Researchers were able to create some surprising, surreal imagery with the text, “a dog” and “the sky.” On the left appear a dog and clouds separately, labeled “dog” and “sky” underneath, and on the right appear two images of cloud-like dogs with the label, “dog AND sky,” underneath. Credit: Image courtesy of the researchers
“The fact that our model is composable means that you can learn different portions of the model, one at a time. You can first learn an object on top of another, then learn an object to the right of another, and then learn something left of another,” says co-lead author and MIT CSAIL PhD student Yilun Du. “Since we can compose these together, you can imagine that our system enables us to incrementally learn language, relations, or knowledge, which we think is a pretty interesting direction for future work.”
While it showed prowess in generating complex, photorealistic images, it still faced challenges because the model was trained on a much smaller dataset than those like DALL-E 2. Therefore, there were some objects it simply couldn’t capture.
Now that Composable Diffusion can work on top of generative models, such as DALL-E 2, the researchers are ready to explore continual learning as a potential next step. Given that more is usually added to object relations, they want to see if diffusion models can start to “learn” without forgetting previously learned knowledge — to a place where the model can produce images with both the previous and new knowledge.
This photo illustration was created using generated images from an MIT system called Composable Diffusion, and arranged in Photoshop. Phrases like “diffusion model” and “network” were used to generate the pink dots and geometric, angular images. The phrase “a horse AND a yellow flower field” is included at the top of the image. Generated images of a horse and yellow field appear on the left, and the combined imagery of a horse in a yellow flower field appear on the right. Credit: Jose-Luis Olivares, MIT and the researchers
“This research proposes a new method for composing concepts in text-to-image generation not by concatenating them to form a prompt, but rather by computing scores with respect to each concept and composing them using conjunction and negation operators,” says Mark Chen. He is the co-creator of DALL-E 2 and a research scientist at OpenAI. “This is a nice idea that leverages the energy-based interpretation of diffusion models so that old ideas around compositionality using energy-based models can be applied. The approach is also able to make use of classifier-free guidance, and it is surprising to see that it outperforms the GLIDE baseline on various compositional benchmarks and can qualitatively produce very different types of image generations.”

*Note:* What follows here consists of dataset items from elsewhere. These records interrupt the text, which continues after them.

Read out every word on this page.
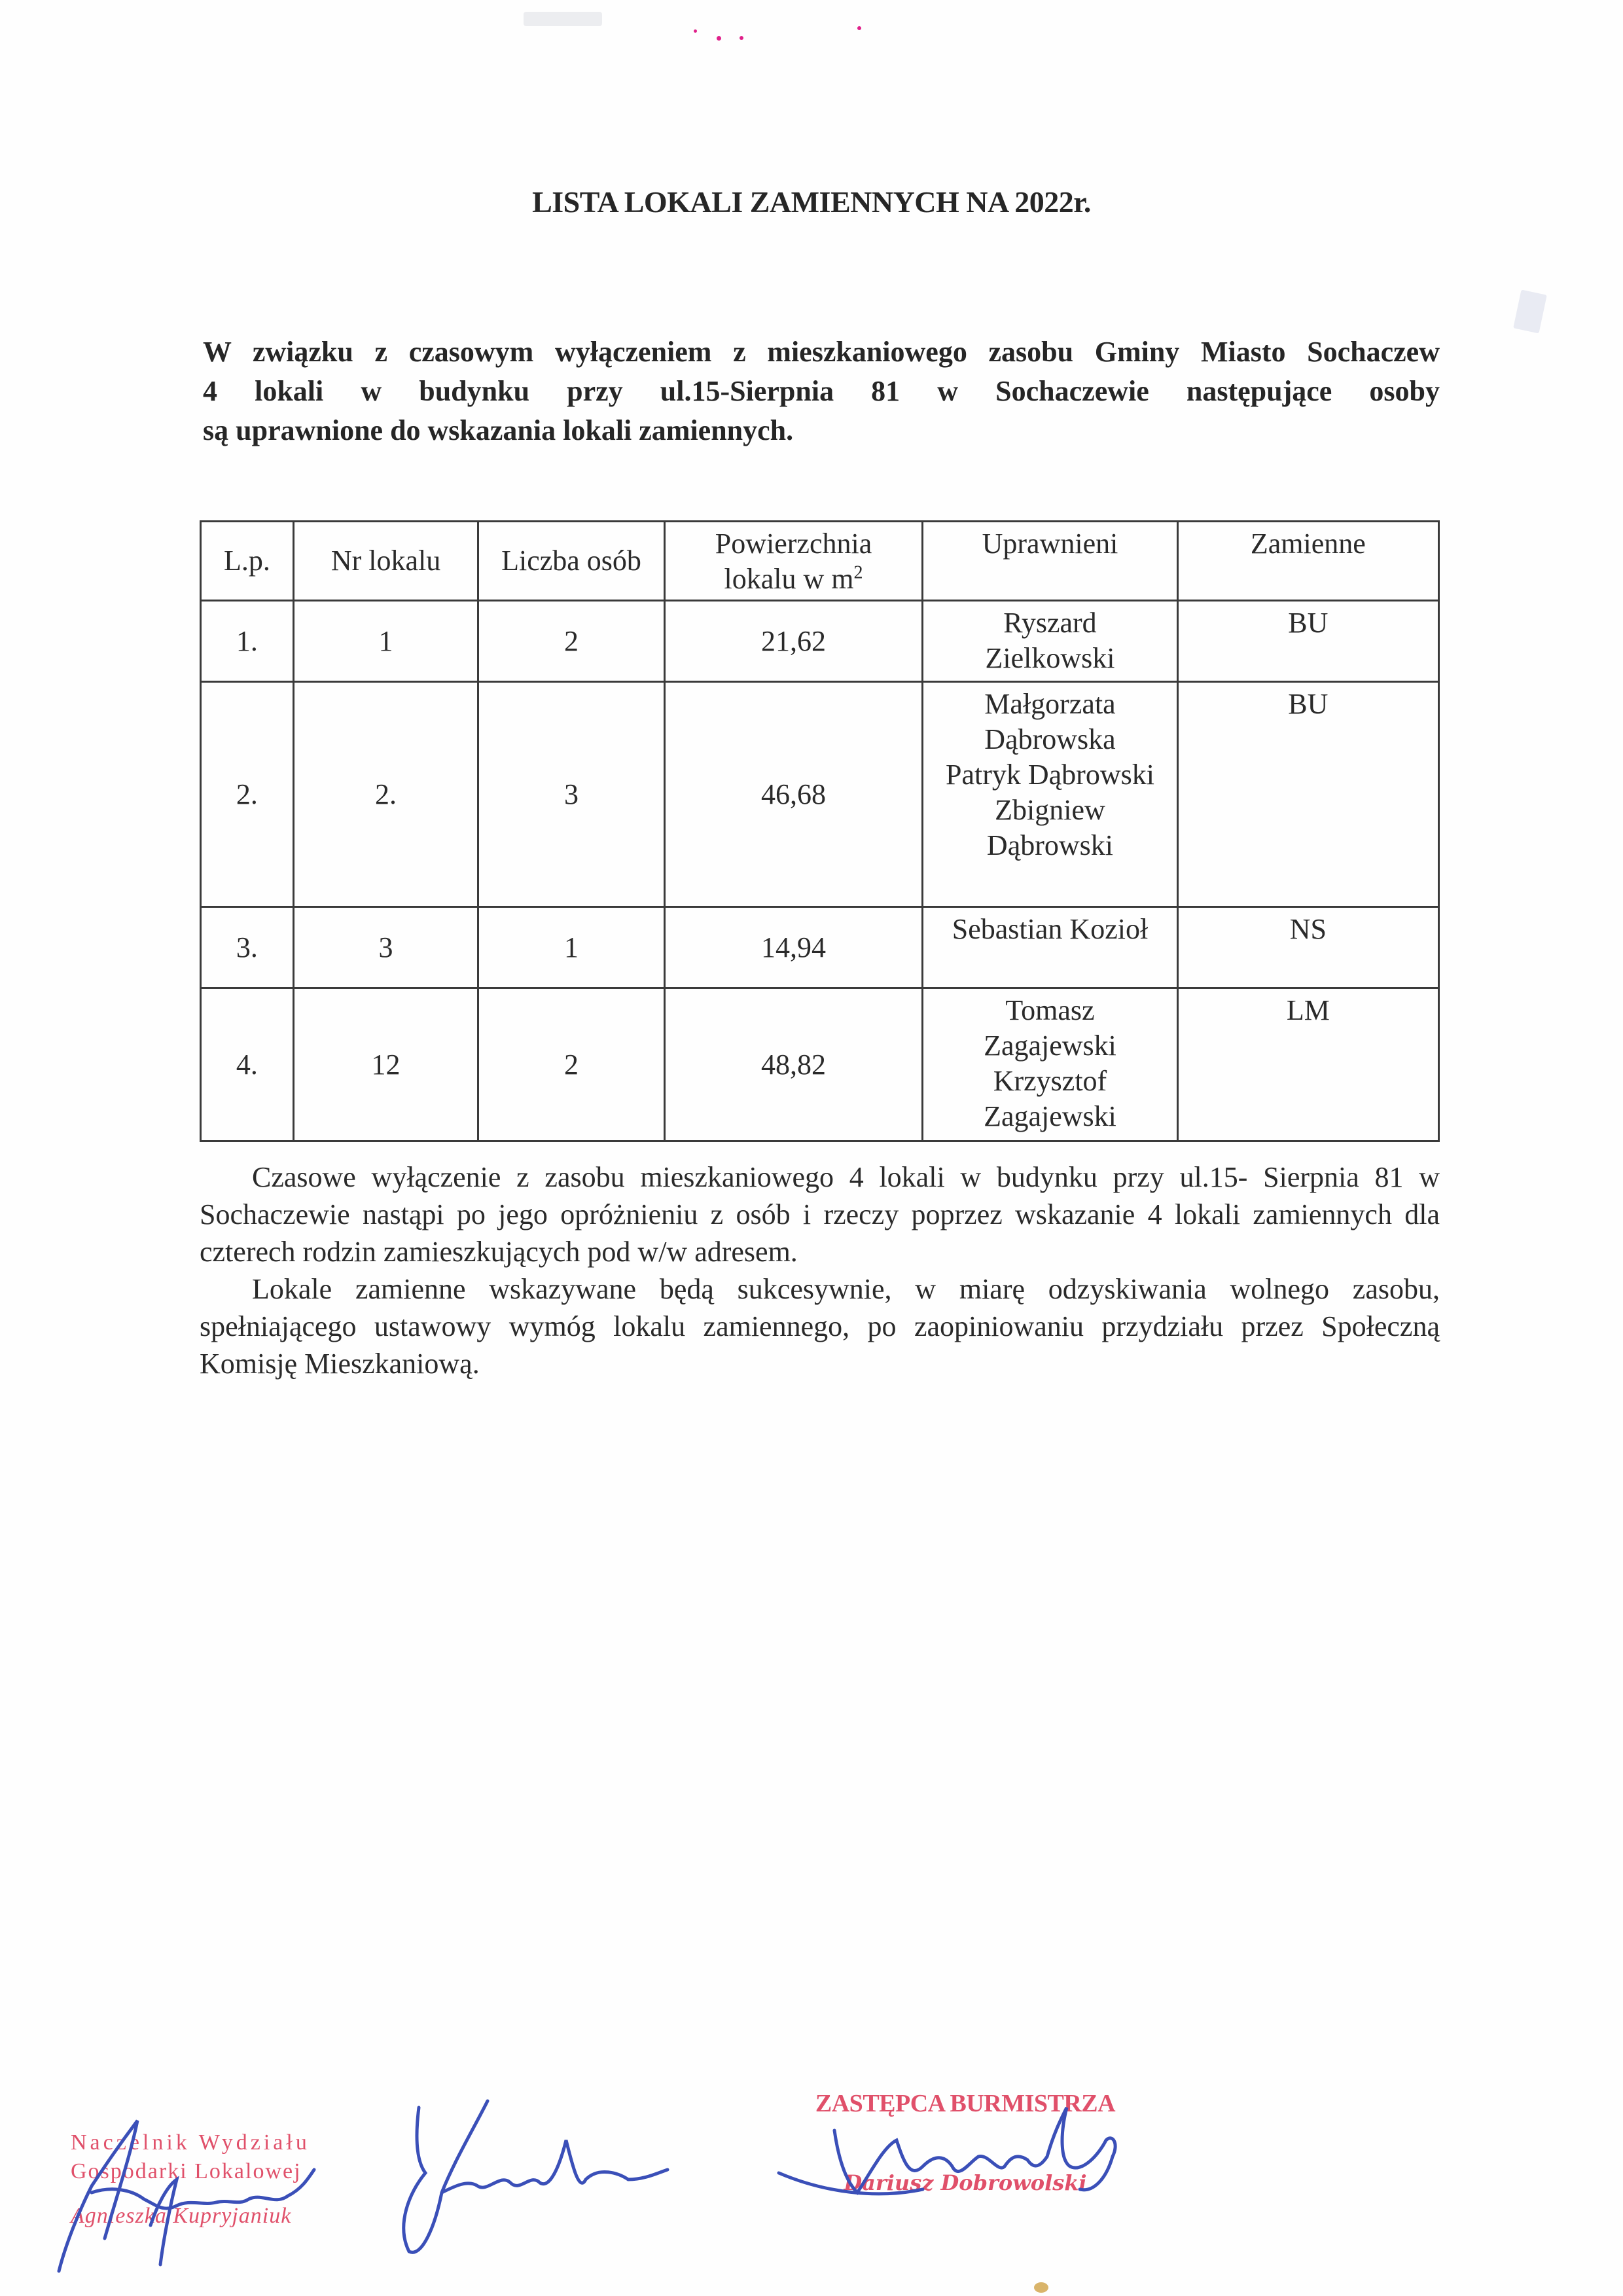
LISTA LOKALI ZAMIENNYCH NA 2022r.
W związku z czasowym wyłączeniem z mieszkaniowego zasobu Gminy Miasto Sochaczew
4 lokali w budynku przy ul.15-Sierpnia 81 w Sochaczewie następujące osoby
są uprawnione do wskazania lokali zamiennych.
L.p.	Nr lokalu	Liczba osób	Powierzchnia
lokalu w $m^2$	Uprawnieni	Zamienne
1.	1	2	21,62	Ryszard
Zielkowski	BU
2.	2.	3	46,68	Małgorzata
Dąbrowska
Patryk Dąbrowski
Zbigniew
Dąbrowski	BU
3.	3	1	14,94	Sebastian Kozioł	NS
4.	12	2	48,82	Tomasz
Zagajewski
Krzysztof
Zagajewski	LM

Czasowe wyłączenie z zasobu mieszkaniowego 4 lokali w budynku przy ul.15- Sierpnia 81 w Sochaczewie nastąpi po jego opróżnieniu z osób i rzeczy poprzez wskazanie 4 lokali zamiennych dla czterech rodzin zamieszkujących pod w/w adresem.

Lokale zamienne wskazywane będą sukcesywnie, w miarę odzyskiwania wolnego zasobu, spełniającego ustawowy wymóg lokalu zamiennego, po zaopiniowaniu przydziału przez Społeczną Komisję Mieszkaniową.

Naczelnik Wydziału
Gospodarki Lokalowej
Agnieszka Kupryjaniuk
ZASTĘPCA BURMISTRZA
Dariusz Dobrowolski
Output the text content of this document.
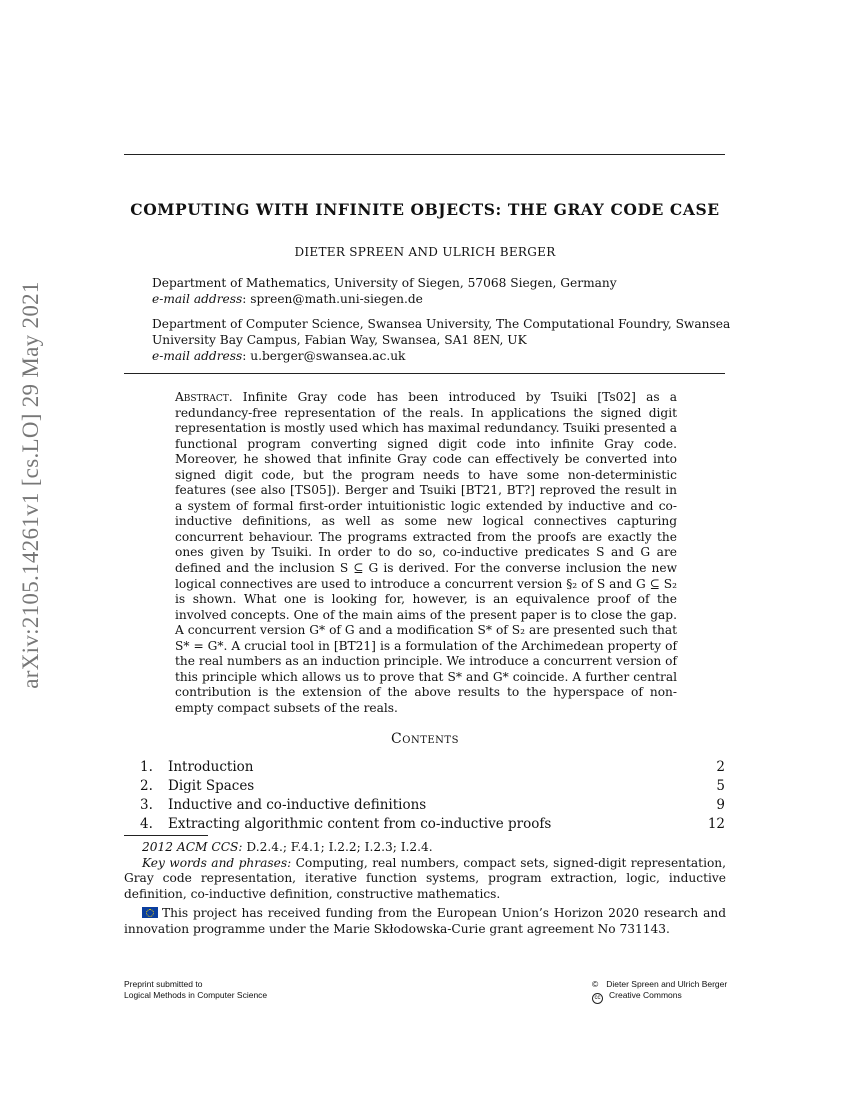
arXiv:2105.14261v1 [cs.LO] 29 May 2021
COMPUTING WITH INFINITE OBJECTS: THE GRAY CODE CASE
DIETER SPREEN AND ULRICH BERGER
Department of Mathematics, University of Siegen, 57068 Siegen, Germany
e-mail address: spreen@math.uni-siegen.de
Department of Computer Science, Swansea University, The Computational Foundry, Swansea
University Bay Campus, Fabian Way, Swansea, SA1 8EN, UK
e-mail address: u.berger@swansea.ac.uk
Abstract. Infinite Gray code has been introduced by Tsuiki [Ts02] as a redundancy-free representation of the reals. In applications the signed digit representation is mostly used which has maximal redundancy. Tsuiki presented a functional program converting signed digit code into infinite Gray code. Moreover, he showed that infinite Gray code can effectively be converted into signed digit code, but the program needs to have some non-deterministic features (see also [TS05]). Berger and Tsuiki [BT21, BT?] reproved the result in a system of formal first-order intuitionistic logic extended by inductive and co-inductive definitions, as well as some new logical connectives capturing concurrent behaviour. The programs extracted from the proofs are exactly the ones given by Tsuiki. In order to do so, co-inductive predicates S and G are defined and the inclusion S ⊆ G is derived. For the converse inclusion the new logical connectives are used to introduce a concurrent version §₂ of S and G ⊆ S₂ is shown. What one is looking for, however, is an equivalence proof of the involved concepts. One of the main aims of the present paper is to close the gap. A concurrent version G* of G and a modification S* of S₂ are presented such that S* = G*. A crucial tool in [BT21] is a formulation of the Archimedean property of the real numbers as an induction principle. We introduce a concurrent version of this principle which allows us to prove that S* and G* coincide. A further central contribution is the extension of the above results to the hyperspace of non-empty compact subsets of the reals.
Contents
1.	Introduction	2
2.	Digit Spaces	5
3.	Inductive and co-inductive definitions	9
4.	Extracting algorithmic content from co-inductive proofs	12
2012 ACM CCS: D.2.4.; F.4.1; I.2.2; I.2.3; I.2.4.
Key words and phrases: Computing, real numbers, compact sets, signed-digit representation, Gray code representation, iterative function systems, program extraction, logic, inductive definition, co-inductive definition, constructive mathematics.
This project has received funding from the European Union’s Horizon 2020 research and innovation programme under the Marie Skłodowska-Curie grant agreement No 731143.
Preprint submitted to
Logical Methods in Computer Science
© Dieter Spreen and Ulrich Berger
cc Creative Commons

“Humans can compose scenes including different elements in a myriad of ways, but this task is challenging for computers,” says Bryan Russel, research scientist at Adobe Systems. “This work proposes an elegant formulation that explicitly composes a set of diffusion models to generate an image given a complex natural language prompt.”
Reference: “Compositional Visual Generation with Composable Diffusion Models” by Nan Liu, Shuang Li, Yilun Du, Antonio Torralba and Joshua B. Tenenbaum, 3 June 2022, Computer Science > Computer Vision and Pattern Recognition.
arXiv:2206.01714
Alongside Li and Du, the paper’s co-lead authors are Nan Liu, a master’s student in computer science at the University of Illinois at Urbana-Champaign, and MIT professors Antonio Torralba and Joshua B. Tenenbaum. They will present the work at the 2022 European Conference on Computer Vision.
The research was supported by Raytheon BBN Technologies Corp., Mitsubishi Electric Research Laboratory, and DEVCOM Army Research Laboratory.